Fondasi sendiri merupakan bagian paling bawah dari sebuah struktur bangunan, yang berfungsi untuk menopang dan menyalurkan beban agar keseluruhan konstruksi tetap stabil dan tidak ambruk. Karena perannya yang sangat krusial dalam keamanan bangunan, pemilihan material yang digunakan dalam pembuatan fondasi menjadi hal penting yang harus diperhatikan dengan seksama.
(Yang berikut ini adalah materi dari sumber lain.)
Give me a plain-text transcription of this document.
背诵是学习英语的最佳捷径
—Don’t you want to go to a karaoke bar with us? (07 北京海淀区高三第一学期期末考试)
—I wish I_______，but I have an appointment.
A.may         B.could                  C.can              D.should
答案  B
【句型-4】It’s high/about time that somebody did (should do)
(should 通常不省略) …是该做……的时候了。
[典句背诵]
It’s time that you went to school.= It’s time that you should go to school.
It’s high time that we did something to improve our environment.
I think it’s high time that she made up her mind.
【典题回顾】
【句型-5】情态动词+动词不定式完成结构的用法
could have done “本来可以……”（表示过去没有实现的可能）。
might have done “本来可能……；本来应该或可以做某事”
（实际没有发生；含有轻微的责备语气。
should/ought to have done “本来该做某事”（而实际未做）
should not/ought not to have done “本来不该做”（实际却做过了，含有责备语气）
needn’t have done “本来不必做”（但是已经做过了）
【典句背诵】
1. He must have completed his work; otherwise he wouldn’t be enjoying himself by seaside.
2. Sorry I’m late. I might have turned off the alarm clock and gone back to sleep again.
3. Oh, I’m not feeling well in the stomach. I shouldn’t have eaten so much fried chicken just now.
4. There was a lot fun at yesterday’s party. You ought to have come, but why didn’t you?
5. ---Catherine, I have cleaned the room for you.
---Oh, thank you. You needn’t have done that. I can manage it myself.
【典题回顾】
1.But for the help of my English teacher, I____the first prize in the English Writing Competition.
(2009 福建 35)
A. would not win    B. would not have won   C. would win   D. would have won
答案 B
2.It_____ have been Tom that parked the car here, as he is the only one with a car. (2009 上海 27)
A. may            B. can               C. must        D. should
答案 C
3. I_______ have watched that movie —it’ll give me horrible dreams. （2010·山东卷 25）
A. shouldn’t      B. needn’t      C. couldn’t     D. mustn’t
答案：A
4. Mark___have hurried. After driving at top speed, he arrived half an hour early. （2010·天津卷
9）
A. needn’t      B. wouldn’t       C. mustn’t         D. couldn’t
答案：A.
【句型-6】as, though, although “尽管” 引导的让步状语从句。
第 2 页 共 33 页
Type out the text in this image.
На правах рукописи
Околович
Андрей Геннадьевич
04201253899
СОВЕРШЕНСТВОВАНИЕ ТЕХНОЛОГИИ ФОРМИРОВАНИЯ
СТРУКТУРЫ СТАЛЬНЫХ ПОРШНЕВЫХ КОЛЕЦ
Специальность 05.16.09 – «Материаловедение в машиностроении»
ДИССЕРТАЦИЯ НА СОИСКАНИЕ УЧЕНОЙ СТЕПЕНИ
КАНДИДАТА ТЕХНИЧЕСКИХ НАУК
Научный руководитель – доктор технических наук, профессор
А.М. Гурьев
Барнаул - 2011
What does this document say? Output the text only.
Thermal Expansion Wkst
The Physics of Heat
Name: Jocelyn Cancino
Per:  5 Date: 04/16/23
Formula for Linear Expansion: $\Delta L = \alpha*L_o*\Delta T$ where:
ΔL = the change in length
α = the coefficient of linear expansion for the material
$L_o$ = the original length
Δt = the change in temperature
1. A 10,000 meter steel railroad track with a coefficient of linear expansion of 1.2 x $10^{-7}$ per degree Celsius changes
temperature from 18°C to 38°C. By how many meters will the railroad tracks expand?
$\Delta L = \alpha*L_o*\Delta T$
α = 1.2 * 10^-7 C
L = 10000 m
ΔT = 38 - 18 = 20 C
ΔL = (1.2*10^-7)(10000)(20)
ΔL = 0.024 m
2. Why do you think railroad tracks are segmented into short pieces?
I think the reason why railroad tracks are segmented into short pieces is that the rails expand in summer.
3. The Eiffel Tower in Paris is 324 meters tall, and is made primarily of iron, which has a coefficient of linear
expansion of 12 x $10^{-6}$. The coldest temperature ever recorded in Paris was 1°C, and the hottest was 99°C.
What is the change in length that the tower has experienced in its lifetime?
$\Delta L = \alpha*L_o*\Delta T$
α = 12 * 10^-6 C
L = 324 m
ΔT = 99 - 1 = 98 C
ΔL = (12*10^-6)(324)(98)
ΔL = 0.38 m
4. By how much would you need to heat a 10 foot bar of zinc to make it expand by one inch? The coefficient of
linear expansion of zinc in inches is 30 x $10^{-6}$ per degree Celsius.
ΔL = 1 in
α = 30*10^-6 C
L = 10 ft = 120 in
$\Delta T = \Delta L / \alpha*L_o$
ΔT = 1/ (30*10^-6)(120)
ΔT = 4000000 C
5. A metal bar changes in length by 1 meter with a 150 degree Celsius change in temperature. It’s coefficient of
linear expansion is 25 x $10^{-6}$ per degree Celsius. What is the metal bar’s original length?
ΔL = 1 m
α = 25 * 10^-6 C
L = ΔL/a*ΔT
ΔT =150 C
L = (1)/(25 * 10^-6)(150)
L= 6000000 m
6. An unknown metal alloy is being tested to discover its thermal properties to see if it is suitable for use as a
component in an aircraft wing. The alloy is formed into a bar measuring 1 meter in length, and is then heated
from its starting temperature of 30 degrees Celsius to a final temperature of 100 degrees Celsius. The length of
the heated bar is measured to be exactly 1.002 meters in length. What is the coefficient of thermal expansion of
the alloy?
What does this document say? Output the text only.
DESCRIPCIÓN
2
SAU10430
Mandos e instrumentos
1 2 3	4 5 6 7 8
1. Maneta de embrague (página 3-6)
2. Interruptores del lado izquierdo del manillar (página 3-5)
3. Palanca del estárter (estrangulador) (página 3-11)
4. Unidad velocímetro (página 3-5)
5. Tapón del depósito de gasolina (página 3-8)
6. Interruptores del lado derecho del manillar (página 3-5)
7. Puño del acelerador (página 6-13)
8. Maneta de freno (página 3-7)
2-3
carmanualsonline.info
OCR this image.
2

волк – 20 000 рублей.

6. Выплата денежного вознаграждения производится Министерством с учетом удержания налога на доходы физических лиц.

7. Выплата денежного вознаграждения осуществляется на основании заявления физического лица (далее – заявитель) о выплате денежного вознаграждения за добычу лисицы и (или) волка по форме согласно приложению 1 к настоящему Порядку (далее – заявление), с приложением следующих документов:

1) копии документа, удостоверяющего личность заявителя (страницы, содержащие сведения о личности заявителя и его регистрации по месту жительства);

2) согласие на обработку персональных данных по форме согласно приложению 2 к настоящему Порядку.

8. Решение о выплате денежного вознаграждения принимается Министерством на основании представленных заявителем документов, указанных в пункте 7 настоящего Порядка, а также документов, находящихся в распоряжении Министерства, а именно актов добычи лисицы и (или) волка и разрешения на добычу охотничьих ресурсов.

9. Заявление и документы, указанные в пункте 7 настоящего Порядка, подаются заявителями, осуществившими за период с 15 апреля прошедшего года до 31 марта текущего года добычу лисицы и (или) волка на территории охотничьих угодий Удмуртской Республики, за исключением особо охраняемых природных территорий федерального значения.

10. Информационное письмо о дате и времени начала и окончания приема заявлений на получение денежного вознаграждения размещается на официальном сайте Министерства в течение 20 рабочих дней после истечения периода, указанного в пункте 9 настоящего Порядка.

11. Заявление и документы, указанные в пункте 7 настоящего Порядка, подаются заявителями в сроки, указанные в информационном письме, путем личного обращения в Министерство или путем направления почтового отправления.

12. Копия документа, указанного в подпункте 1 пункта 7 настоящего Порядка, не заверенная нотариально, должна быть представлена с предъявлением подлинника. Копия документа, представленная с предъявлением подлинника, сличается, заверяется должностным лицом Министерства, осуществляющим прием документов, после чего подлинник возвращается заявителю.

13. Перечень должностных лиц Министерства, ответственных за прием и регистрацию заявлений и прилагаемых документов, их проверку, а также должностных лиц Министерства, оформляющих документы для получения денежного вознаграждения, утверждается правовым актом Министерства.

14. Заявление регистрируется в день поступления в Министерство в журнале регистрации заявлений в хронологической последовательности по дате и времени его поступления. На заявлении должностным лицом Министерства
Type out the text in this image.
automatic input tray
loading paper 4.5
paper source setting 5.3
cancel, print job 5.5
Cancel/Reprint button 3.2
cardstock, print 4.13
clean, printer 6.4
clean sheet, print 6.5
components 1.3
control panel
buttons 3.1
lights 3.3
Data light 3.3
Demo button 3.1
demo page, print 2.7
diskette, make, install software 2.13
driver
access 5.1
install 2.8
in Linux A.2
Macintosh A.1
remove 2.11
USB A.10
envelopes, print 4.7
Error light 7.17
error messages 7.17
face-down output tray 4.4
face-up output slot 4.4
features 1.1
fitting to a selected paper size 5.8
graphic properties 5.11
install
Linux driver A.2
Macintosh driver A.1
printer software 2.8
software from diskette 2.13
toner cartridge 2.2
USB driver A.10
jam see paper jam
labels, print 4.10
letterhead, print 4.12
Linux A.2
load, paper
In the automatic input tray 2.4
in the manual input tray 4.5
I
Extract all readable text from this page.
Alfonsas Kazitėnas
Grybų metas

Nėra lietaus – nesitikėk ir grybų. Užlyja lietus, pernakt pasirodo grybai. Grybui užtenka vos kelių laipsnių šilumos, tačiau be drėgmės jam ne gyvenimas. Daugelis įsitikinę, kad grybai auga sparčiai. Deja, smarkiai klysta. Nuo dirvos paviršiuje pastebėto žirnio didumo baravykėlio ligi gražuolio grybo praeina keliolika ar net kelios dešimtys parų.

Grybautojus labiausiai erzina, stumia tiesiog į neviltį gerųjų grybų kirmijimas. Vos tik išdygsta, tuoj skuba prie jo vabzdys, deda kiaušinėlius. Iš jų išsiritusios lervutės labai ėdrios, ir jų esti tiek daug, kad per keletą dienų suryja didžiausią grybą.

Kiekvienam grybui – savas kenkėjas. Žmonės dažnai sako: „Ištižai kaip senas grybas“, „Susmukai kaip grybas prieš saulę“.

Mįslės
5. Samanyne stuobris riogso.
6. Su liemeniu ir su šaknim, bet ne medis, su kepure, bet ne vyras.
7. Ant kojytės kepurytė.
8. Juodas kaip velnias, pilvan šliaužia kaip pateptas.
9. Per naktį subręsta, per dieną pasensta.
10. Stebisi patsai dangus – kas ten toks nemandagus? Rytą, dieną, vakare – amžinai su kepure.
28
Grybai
Potensi dan Tantangan dalam Penerapannya
Meskipun ide ini terlihat inovatif dan ramah lingkungan, para ahli konstruksi mengingatkan bahwa penggunaan material non-konvensional seperti botol kaca dalam fondasi memerlukan kajian lebih lanjut. Beberapa aspek yang perlu dipertimbangkan meliputi:
- Kekuatan dan daya tahan material campuran terhadap tekanan dan beban bangunan.
- Kesesuaian dengan standar keselamatan konstruksi yang berlaku.
- Dampak lingkungan jangka panjang dari penggunaan botol kaca dalam skala besar.
Praktik ini juga menimbulkan diskusi di kalangan masyarakat mengenai kreativitas dalam mengelola limbah dan potensi penerapannya di berbagai proyek konstruksi lainnya. Dengan meningkatnya kesadaran akan isu lingkungan, inovasi semacam ini bisa menjadi langkah awal menuju praktik konstruksi yang lebih hijau dan berkelanjutan di Indonesia.